Sieh seine Werke im Wort
Im Wort Gottes sehen wir auch seine Werke. Wir sehen, wie er sich herablässt, um die Füße der Jünger zu waschen, von denen er wusste, dass sie ihn verlassen würden. Wir schauen zu, wie Sünder ihn mit Mündern bespucken, die dazu gedacht waren, ihn zu preisen. Wir erblicken den Sohn der Herrlichkeit, wie er an einem Baum der Schande hängt. Wir rennen mit Petrus und blicken in das leere Grab. Wir werden mit in den Himmel erhoben, wo wir ihn finden, wie er für uns vor dem Thron der Gnade eintritt.
Indem wir ihn sehen, wie er uns rettet und uns dient, wächst unser Vertrauen auf ihn. Sein genügsamer Tod vertieft unser Verlangen, für ihn zu leben. Sein Opfer bewegt uns zu dankbarer Freude. Seine Unterordnung unter den Vater hilft uns, der reinigenden Züchtigung des Vaters zu vertrauen. Seine unablässige Fürbitte gibt uns Mut zum Kampf. Wenn wir Jesu Dienst anschauen, werden unsere Gefühle erweckt und uns wird geholfen, zu glauben, dass die Freude des Gehorsams besser ist als der vergängliche Genuss der Sünde.
Höre seine Verheißungen im Wort
Im Wort Gottes hören wir auch seine Verheißungen. Wir werden auf die Bergspitze gebeten, wo er sagt: „Glückselig sind, die reinen Herzens sind, denn sie werden Gott schauen!“ Wir sind eingeladen, unsere Lasten zu bringen, wenn er einlädt: „Kommt her zu mir alle, die ihr mühselig und beladen seid, so will ich euch erquicken!“ Die, die durch den Kampf mit der Sünde mühselig geworden sind, vergewissert er: „Ja, ich komme bald!“
Wenn wir unsere Hoffnung hierauf setzen, bekommen wir den Mut, Beziehungen zu knüpfen, in denen wir unsere Sünden schnell, ehrlich und regelmäßig bekennen. Das ist die Grundlage unserer Ermutigung und hilft dabei, dass wir uns vor dem Betrug der Sünde schützen.

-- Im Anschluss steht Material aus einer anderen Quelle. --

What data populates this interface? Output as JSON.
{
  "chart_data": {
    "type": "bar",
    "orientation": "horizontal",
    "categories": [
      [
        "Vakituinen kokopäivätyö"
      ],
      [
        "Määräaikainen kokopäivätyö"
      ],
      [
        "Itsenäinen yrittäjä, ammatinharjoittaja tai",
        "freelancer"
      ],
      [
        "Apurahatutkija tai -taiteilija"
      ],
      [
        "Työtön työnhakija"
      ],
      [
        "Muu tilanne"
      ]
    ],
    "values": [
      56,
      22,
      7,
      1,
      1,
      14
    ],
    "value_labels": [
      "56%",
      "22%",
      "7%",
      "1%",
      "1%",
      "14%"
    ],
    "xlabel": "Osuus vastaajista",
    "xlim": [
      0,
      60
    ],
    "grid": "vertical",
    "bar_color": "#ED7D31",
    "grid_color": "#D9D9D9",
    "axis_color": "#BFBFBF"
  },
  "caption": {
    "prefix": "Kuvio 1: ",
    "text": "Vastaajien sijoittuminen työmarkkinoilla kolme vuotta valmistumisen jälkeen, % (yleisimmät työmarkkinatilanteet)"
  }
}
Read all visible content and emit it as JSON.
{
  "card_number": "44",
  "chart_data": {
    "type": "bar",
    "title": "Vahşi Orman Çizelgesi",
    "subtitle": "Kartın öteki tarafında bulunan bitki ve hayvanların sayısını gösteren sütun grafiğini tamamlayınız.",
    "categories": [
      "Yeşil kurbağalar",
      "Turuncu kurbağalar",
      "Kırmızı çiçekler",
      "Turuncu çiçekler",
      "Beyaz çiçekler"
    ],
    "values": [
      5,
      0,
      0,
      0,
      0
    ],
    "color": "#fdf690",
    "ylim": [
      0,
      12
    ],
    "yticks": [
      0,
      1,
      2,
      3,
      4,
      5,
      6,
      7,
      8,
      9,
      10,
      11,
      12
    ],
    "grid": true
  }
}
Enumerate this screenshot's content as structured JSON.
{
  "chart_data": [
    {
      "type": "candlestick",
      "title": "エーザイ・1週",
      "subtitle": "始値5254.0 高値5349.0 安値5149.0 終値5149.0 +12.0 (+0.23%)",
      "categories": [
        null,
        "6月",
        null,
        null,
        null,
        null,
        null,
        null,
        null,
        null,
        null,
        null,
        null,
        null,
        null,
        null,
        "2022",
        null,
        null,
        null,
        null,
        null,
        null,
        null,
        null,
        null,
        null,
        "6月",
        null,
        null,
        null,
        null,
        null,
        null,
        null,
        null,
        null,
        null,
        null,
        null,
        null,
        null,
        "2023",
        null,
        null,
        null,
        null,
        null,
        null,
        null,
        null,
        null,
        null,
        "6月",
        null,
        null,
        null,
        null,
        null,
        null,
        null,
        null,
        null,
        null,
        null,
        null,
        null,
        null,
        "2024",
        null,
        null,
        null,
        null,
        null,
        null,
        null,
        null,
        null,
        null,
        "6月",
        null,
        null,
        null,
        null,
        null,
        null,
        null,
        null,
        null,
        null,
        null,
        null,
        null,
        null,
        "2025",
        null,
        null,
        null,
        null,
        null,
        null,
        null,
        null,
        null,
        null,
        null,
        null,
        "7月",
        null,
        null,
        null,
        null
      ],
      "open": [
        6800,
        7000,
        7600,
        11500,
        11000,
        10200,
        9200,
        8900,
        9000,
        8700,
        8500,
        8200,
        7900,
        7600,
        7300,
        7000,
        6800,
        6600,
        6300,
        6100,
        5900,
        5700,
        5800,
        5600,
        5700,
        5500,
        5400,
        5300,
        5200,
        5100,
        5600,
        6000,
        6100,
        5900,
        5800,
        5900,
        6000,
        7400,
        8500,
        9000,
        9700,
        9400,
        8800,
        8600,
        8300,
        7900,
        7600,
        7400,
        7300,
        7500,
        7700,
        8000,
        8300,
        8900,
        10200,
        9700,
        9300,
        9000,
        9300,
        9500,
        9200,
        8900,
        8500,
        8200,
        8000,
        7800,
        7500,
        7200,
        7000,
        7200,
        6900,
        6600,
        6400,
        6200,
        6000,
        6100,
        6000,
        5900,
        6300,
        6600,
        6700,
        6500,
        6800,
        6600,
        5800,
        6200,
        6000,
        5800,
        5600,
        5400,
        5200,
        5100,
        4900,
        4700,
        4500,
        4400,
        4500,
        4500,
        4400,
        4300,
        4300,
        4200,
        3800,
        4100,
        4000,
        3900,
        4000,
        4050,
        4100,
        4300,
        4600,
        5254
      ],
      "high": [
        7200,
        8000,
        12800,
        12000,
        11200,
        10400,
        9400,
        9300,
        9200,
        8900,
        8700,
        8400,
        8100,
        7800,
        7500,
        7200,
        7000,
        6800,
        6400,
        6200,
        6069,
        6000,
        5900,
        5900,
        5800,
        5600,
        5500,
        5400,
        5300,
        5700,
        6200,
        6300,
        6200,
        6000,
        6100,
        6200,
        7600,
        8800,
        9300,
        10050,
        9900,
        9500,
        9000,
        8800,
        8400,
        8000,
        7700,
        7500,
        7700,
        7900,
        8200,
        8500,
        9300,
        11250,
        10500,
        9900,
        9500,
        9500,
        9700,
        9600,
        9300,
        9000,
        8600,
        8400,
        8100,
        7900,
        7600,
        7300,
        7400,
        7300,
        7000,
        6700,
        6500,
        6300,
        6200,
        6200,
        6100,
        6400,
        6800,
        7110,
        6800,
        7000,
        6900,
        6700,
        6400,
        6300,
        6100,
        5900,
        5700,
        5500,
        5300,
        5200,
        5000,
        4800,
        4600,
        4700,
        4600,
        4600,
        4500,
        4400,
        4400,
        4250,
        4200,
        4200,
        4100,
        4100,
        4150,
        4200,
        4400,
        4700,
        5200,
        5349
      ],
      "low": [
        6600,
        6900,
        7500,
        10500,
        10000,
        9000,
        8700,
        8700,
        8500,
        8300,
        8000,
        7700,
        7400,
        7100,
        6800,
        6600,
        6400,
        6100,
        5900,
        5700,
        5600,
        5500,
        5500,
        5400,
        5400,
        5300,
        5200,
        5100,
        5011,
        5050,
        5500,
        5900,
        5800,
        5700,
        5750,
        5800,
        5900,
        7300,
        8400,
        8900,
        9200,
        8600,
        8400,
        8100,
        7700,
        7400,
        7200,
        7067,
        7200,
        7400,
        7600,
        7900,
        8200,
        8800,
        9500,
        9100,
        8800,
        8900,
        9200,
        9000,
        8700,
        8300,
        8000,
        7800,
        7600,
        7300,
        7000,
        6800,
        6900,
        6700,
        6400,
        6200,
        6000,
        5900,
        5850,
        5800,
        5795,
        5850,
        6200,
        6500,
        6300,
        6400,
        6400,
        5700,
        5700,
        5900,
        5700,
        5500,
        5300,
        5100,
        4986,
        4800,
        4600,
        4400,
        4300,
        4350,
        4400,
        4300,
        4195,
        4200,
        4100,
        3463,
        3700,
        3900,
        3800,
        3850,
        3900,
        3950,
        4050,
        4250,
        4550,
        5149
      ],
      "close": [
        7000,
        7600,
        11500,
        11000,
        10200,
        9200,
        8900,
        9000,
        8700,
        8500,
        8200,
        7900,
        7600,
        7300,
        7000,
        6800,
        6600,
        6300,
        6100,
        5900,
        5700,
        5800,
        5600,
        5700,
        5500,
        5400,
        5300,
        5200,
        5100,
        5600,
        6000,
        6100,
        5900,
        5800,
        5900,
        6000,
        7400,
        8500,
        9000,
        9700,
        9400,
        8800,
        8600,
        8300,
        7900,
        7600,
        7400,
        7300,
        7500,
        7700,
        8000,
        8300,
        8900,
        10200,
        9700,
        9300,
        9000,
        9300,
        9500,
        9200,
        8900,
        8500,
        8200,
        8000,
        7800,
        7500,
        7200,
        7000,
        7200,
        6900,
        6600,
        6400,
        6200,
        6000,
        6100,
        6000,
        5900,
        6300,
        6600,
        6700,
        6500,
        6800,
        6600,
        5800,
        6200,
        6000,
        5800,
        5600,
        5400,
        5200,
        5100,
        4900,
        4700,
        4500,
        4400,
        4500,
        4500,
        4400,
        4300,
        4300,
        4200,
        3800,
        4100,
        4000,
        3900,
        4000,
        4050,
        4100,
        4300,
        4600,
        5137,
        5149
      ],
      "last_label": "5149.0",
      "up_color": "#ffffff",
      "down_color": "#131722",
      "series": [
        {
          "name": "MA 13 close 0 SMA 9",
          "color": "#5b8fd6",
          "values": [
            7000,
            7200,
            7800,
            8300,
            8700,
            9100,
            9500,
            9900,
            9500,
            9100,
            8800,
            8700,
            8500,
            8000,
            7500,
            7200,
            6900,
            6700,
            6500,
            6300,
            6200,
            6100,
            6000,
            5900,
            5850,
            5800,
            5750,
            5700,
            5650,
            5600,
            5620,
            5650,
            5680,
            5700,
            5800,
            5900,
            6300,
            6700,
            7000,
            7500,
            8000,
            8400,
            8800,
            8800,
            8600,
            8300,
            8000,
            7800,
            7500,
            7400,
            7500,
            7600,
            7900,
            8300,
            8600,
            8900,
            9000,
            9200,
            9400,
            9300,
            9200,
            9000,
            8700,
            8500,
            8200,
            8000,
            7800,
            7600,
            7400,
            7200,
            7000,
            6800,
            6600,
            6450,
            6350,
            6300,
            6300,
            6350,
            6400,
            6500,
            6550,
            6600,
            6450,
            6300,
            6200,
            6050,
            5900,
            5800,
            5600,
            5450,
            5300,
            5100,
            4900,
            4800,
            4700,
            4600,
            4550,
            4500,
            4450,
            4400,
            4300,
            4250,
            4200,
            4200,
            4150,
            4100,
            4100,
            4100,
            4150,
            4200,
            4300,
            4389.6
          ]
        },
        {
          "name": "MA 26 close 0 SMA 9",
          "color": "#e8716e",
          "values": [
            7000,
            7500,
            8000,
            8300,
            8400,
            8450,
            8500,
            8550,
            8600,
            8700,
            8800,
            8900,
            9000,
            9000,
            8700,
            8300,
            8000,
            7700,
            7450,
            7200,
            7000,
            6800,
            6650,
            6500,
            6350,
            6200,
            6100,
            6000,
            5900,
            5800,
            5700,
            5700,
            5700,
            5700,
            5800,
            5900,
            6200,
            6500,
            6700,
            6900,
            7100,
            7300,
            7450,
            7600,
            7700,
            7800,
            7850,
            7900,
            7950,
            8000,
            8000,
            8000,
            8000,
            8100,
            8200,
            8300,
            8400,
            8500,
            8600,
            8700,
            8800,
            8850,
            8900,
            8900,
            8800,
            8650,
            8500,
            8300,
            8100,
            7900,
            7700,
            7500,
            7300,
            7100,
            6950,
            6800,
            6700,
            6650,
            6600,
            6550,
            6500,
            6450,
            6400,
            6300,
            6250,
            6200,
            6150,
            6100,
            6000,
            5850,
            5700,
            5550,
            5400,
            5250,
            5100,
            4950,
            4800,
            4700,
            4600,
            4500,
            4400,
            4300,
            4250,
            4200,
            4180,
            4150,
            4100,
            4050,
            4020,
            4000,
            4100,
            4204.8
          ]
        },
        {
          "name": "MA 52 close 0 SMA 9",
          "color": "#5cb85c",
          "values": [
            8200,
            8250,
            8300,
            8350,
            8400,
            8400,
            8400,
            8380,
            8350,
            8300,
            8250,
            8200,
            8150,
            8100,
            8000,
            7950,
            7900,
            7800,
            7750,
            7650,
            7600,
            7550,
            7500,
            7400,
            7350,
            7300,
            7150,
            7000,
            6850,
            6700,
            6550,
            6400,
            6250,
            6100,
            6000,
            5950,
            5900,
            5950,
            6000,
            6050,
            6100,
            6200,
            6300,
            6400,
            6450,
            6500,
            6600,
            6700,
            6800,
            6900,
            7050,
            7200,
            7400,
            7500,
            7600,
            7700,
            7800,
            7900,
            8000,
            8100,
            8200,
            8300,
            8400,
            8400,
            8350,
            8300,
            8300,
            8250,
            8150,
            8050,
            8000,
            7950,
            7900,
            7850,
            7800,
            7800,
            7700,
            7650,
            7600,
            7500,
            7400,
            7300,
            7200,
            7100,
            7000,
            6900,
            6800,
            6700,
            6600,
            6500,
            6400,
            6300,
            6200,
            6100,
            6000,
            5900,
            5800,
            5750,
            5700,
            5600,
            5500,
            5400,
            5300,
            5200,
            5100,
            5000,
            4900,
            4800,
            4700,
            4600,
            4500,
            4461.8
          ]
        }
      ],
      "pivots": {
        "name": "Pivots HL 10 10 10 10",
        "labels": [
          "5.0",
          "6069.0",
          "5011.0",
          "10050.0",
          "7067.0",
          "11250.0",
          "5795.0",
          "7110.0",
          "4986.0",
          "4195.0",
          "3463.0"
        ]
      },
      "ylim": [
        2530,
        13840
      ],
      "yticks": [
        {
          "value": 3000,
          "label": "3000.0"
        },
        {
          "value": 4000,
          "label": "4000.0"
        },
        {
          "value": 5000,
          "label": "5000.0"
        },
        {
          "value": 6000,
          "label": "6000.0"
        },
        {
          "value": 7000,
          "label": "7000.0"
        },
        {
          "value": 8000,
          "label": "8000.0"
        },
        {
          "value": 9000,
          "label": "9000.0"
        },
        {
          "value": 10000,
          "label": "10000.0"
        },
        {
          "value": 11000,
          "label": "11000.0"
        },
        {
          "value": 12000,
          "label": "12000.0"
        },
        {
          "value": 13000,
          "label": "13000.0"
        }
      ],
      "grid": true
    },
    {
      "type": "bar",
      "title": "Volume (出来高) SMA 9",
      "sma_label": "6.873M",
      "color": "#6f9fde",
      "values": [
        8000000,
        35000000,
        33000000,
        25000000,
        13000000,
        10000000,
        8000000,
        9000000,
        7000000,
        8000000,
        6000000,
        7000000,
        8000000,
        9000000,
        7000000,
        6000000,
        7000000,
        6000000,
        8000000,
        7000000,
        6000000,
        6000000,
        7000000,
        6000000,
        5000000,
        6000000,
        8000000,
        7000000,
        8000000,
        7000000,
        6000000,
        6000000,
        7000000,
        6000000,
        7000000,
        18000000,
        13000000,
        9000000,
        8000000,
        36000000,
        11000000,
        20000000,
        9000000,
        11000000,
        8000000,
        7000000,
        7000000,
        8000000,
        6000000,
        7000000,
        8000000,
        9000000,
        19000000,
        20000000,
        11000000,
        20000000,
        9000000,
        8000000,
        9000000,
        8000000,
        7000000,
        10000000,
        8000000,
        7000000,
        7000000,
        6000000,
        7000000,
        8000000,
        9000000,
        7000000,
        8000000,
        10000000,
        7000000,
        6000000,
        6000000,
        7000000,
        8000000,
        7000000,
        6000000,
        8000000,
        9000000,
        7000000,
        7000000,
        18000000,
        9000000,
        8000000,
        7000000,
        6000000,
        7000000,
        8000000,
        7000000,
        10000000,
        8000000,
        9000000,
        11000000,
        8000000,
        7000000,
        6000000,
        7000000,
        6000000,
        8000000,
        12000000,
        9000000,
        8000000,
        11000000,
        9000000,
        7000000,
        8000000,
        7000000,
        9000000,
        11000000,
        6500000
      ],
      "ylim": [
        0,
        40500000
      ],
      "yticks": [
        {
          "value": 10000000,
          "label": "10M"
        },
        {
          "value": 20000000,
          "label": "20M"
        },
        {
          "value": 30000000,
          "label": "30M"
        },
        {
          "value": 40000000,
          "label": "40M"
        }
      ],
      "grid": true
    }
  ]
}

Also, kämpfender Heiliger, schau auf das Licht Jesu im Wort Gottes. Bitte Gott, deine Augen zu öffnen, damit du seine Schönheit sehen kannst. Verbinde deine Hände demütig mit denen in deiner Gemeinde und richtet eure Augen gemeinsam auf Jesus, der bald kommt, um uns zu einem Land zu führen, wo Sünde tot ist und Glauben in Schauen verwandelt wird. Wir sind fast zuhause; lass dich nicht entmutigen.